Vous avez terminé votre propos en indiquant que le Sénat prouvait son utilité au Gouvernement dans la défense des libertés publiques. Vous espériez, je pense, que le Président de la République pourrait s’en souvenir. Je vous rassure : la révision constitutionnelle sera totalement conforme aux ambitions de la Ve République pour le bicamérisme tel qu’il a été installé ; il me semble effectivement devoir être respecté. (Exclamations.)

M. Éric Bocquet. On verra bien ! Wait and see

Mme Nicole Belloubet, garde des sceaux. Je parle du bicamérisme tel qu’il a été installé par la Ve République, en 1958, évidemment dans une version un peu modernisée…

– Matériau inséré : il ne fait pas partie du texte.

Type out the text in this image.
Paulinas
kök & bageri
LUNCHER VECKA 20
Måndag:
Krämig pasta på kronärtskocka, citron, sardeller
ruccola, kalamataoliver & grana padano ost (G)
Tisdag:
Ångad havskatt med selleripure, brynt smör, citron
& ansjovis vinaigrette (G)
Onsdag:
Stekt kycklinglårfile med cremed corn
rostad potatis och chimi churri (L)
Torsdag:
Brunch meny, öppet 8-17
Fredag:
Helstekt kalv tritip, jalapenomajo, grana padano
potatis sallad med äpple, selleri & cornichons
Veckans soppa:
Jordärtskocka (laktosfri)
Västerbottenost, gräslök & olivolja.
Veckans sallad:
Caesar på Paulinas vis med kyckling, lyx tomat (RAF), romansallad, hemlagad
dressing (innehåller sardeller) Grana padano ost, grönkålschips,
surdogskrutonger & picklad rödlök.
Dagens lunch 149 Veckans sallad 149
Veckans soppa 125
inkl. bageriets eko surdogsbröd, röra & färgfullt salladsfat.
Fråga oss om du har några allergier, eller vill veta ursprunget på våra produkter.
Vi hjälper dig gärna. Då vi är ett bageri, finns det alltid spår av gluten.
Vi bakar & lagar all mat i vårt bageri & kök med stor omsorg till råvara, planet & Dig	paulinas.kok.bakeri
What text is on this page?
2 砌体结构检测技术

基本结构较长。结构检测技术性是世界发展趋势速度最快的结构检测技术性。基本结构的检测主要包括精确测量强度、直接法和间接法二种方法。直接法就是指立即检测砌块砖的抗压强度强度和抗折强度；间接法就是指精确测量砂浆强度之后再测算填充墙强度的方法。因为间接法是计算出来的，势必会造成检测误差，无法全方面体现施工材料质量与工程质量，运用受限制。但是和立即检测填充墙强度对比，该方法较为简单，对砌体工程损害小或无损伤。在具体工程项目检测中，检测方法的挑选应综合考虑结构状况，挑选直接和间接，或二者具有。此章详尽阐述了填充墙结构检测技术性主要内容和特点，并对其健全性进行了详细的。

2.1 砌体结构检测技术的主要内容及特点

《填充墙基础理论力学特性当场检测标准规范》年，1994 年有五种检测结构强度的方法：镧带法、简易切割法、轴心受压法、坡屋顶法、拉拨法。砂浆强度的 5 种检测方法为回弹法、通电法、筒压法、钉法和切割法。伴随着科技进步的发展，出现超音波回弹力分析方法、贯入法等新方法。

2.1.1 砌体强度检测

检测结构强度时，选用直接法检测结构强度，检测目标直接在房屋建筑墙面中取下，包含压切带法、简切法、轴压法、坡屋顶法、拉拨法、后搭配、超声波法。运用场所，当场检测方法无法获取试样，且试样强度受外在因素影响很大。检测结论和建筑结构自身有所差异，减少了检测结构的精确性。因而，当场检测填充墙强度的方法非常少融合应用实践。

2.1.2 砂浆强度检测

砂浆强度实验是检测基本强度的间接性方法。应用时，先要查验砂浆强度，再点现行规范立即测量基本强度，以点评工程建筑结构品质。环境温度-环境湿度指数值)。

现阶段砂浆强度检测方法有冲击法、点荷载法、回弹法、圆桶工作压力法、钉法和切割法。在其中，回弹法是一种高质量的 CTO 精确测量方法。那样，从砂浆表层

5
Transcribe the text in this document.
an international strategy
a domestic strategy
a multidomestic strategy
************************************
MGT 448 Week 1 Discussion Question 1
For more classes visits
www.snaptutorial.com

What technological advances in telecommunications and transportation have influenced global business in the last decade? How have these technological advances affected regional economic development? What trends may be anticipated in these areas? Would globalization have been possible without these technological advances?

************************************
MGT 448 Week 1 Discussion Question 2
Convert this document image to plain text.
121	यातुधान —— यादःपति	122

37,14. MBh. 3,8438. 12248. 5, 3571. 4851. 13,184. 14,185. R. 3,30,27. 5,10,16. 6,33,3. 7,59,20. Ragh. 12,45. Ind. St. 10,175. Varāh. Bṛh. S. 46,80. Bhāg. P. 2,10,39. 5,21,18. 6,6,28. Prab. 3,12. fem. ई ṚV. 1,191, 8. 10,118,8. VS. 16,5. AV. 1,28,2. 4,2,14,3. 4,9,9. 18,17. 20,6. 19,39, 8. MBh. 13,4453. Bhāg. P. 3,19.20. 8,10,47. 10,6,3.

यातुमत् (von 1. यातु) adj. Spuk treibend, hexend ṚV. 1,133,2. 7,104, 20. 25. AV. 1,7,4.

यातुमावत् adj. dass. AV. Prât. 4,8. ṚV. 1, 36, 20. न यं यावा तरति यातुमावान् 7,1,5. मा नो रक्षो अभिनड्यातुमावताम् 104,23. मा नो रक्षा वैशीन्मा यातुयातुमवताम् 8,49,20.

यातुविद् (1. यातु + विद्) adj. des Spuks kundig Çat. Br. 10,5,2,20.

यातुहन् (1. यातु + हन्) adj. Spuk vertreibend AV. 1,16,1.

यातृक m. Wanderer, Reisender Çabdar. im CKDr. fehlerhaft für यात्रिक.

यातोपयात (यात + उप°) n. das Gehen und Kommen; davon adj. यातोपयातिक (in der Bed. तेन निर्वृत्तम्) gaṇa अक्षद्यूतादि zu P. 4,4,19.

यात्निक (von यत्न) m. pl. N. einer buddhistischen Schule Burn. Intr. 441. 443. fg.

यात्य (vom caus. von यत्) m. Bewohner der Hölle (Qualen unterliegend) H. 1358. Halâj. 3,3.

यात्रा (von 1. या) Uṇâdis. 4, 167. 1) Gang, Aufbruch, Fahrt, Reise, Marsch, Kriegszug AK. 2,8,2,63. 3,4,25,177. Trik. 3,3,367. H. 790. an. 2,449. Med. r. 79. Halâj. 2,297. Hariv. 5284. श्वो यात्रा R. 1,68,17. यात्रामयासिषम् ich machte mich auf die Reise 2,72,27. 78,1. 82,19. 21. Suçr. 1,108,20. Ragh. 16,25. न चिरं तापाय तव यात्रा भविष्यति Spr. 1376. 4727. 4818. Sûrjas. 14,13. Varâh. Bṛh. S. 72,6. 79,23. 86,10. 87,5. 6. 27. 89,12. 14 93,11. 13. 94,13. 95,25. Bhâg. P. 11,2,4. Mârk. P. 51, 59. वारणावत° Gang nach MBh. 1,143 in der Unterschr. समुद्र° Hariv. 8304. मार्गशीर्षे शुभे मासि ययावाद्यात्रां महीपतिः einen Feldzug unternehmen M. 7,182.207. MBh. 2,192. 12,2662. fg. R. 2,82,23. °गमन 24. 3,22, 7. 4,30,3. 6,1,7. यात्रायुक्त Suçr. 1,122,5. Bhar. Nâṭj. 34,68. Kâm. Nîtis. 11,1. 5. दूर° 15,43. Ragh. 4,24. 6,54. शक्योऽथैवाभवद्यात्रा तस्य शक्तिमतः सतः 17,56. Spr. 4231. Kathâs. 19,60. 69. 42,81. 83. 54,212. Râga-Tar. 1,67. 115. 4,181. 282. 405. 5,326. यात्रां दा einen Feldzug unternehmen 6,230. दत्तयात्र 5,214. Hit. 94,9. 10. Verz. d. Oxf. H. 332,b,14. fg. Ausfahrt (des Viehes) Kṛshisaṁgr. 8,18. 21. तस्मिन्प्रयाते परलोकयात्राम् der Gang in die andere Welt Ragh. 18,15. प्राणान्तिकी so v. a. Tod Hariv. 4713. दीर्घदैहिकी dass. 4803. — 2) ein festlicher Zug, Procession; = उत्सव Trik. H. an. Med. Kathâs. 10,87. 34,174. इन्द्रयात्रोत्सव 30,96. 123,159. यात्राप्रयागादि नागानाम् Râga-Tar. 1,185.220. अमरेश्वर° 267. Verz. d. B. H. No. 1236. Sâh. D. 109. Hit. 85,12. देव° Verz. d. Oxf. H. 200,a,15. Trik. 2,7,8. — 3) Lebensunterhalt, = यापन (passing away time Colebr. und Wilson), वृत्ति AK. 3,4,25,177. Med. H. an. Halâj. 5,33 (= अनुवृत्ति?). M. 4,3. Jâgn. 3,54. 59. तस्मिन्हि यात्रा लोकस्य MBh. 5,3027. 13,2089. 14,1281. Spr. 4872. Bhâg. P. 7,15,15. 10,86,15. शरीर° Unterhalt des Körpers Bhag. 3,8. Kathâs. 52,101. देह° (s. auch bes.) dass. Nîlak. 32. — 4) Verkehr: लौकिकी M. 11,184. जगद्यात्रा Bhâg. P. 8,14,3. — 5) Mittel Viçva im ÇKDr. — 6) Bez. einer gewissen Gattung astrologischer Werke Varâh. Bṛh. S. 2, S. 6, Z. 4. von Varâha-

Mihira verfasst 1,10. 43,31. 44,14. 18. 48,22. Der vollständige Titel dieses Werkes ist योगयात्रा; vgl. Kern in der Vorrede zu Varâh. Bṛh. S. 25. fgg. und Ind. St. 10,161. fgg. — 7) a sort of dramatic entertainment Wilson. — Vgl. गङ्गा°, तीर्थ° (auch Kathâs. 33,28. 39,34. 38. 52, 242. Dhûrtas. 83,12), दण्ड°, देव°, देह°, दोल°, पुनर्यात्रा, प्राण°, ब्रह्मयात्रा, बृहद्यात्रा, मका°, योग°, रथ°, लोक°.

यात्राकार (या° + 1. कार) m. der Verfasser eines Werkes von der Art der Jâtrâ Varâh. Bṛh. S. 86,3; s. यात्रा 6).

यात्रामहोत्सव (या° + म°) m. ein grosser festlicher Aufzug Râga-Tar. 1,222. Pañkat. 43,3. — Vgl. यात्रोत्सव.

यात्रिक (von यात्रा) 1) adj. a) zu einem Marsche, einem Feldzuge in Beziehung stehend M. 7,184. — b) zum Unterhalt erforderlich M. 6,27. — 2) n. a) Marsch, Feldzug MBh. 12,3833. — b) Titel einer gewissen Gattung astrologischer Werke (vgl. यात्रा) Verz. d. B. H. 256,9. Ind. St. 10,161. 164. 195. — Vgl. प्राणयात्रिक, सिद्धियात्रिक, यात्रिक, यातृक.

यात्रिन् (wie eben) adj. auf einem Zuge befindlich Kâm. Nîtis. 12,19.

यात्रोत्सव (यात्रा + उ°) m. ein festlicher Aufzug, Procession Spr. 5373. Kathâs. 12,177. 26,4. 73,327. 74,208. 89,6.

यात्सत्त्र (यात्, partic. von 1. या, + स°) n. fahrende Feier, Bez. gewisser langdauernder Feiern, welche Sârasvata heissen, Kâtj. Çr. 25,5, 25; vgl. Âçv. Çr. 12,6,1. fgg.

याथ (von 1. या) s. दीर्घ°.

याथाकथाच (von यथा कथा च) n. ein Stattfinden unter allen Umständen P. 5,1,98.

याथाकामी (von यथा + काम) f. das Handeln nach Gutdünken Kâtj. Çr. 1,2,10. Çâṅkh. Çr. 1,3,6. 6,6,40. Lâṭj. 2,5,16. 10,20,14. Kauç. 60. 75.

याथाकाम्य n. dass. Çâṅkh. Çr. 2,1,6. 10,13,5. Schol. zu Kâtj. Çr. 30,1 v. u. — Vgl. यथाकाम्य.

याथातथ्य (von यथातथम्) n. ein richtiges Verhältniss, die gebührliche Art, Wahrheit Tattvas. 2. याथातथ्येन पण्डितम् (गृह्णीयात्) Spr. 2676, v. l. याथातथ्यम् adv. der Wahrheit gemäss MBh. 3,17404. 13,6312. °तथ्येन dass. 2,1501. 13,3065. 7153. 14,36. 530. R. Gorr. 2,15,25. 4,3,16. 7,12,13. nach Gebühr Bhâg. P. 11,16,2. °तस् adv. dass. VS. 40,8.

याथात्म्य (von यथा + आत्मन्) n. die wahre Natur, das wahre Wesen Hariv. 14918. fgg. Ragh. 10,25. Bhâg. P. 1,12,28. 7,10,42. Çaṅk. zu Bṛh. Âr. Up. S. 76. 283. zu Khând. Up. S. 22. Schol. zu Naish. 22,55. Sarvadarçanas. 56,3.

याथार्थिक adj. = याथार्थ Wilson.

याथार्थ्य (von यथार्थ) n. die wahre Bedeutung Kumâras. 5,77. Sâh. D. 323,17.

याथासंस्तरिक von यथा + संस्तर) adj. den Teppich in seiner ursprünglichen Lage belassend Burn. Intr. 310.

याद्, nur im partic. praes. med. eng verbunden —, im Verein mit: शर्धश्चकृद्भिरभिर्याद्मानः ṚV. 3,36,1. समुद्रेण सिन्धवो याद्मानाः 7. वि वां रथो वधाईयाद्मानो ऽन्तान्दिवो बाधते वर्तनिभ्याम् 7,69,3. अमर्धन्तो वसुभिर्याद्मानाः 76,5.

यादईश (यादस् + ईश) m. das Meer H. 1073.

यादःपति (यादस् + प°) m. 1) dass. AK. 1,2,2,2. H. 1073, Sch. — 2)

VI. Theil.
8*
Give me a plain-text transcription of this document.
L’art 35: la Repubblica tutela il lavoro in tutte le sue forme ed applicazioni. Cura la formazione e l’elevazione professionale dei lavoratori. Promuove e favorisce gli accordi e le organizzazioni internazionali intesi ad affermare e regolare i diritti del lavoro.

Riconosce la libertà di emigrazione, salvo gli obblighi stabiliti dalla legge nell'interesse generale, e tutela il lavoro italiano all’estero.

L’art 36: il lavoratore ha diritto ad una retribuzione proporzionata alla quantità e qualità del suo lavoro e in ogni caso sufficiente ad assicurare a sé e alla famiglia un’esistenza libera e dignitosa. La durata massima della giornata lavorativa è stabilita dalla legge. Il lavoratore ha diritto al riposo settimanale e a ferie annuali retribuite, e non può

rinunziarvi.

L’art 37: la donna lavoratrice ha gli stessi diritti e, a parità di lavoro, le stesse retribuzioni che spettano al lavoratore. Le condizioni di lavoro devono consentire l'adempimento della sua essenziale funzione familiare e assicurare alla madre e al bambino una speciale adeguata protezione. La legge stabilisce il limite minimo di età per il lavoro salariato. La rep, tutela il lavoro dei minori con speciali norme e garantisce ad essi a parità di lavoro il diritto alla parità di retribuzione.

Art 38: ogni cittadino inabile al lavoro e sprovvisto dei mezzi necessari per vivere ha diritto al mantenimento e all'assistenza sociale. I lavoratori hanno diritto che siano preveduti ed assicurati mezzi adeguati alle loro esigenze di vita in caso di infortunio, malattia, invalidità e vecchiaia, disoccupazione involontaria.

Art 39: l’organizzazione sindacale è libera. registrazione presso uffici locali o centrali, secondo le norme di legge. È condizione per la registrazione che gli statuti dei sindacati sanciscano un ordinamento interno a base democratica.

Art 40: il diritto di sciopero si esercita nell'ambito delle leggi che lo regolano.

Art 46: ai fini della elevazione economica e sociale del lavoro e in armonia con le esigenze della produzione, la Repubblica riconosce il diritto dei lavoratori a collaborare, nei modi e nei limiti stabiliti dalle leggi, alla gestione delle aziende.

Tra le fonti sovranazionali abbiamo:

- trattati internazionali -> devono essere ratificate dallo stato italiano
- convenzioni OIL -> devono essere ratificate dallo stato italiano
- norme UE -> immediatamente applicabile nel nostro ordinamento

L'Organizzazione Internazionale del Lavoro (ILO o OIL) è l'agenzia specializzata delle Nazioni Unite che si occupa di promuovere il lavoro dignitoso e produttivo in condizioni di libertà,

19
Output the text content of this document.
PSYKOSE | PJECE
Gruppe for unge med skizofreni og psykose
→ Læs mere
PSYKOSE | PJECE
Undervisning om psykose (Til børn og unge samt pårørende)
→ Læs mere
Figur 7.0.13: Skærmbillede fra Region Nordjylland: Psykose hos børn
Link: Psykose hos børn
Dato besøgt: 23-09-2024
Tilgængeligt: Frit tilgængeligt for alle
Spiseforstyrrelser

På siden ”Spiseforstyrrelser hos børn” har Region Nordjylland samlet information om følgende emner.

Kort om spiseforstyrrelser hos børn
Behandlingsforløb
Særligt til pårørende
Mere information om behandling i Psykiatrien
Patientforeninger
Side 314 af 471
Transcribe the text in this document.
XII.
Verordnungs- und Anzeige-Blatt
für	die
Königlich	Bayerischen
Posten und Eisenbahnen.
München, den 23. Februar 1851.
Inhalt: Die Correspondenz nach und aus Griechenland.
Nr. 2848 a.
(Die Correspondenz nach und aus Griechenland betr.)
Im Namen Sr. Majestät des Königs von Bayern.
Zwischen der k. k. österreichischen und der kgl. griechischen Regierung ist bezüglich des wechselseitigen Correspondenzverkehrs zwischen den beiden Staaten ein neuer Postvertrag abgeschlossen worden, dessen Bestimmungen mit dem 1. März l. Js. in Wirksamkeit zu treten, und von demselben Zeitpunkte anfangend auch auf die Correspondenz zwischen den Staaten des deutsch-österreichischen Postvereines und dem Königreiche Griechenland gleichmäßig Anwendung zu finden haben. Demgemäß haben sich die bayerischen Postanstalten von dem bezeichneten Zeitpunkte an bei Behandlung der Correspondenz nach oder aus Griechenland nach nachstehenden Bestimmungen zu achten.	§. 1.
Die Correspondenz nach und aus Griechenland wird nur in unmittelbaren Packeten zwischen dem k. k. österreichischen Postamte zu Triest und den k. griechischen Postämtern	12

Madame la sénatrice Morin-Desailly, vous avez insisté sur la formation et l’accompagnement. Vous avez développé le problème de l’absence de stratégie pour l’Internet des objets, en soulignant l’importance à la fois d’une régulation pour renforcer la sécurité et d’une stratégie pour promouvoir les entreprises innovantes. C’est un spectre très large que vous avez couvert.

La question de la formation et de l’accompagnement est bien une question culturelle. De ce point de vue, je rappelle que le ministère de l’éducation nationale a engagé un processus assez fort d’accompagnement des élèves aux nouvelles stratégies du numérique et que toute la démarche de responsabilisation des acteurs que nous souhaitons par ailleurs promouvoir doit évidemment être articulée avec la lucidité et la vigilance des citoyens ; c’est un point qui mérite d’être travaillé.

Madame la sénatrice Robert, vous avez vous aussi souligné les enjeux politiques, philosophiques, culturels, en appelant à une vigilance aiguë quant à la protection de la vie privée des citoyens. C’est, là encore, un point que nous partageons. Je ne sais pas si nous aurons des désaccords au fur et à mesure de l’examen du texte, mais nous nous rejoignons sur ce point, et c’est essentiel.

La loi de 1978 a quarante ans. Elle méritait donc nécessairement, même si nous sommes peut-être toujours un peu en retard par rapport aux événements, d’être revue, réadaptée. Dans LAngoisse du roi Salomon, Romain Gary écrivait : « Ce qu’il y a de bête avec la maturité, c’est qu’elle vient toujours trop tard. » (Sourires.) Je voudrais faire le pari qu’avec vous, la maturité des quarante ans ne viendra pas trop tard et que nous saurons ensemble travailler pour aller vers plus de progrès et de protection des citoyens ! (Applaudissements sur les travées du groupe La République En Marche, ainsi que sur des travées du groupe socialiste et républicain, du groupe Union Centriste et du groupe Les Républicains.)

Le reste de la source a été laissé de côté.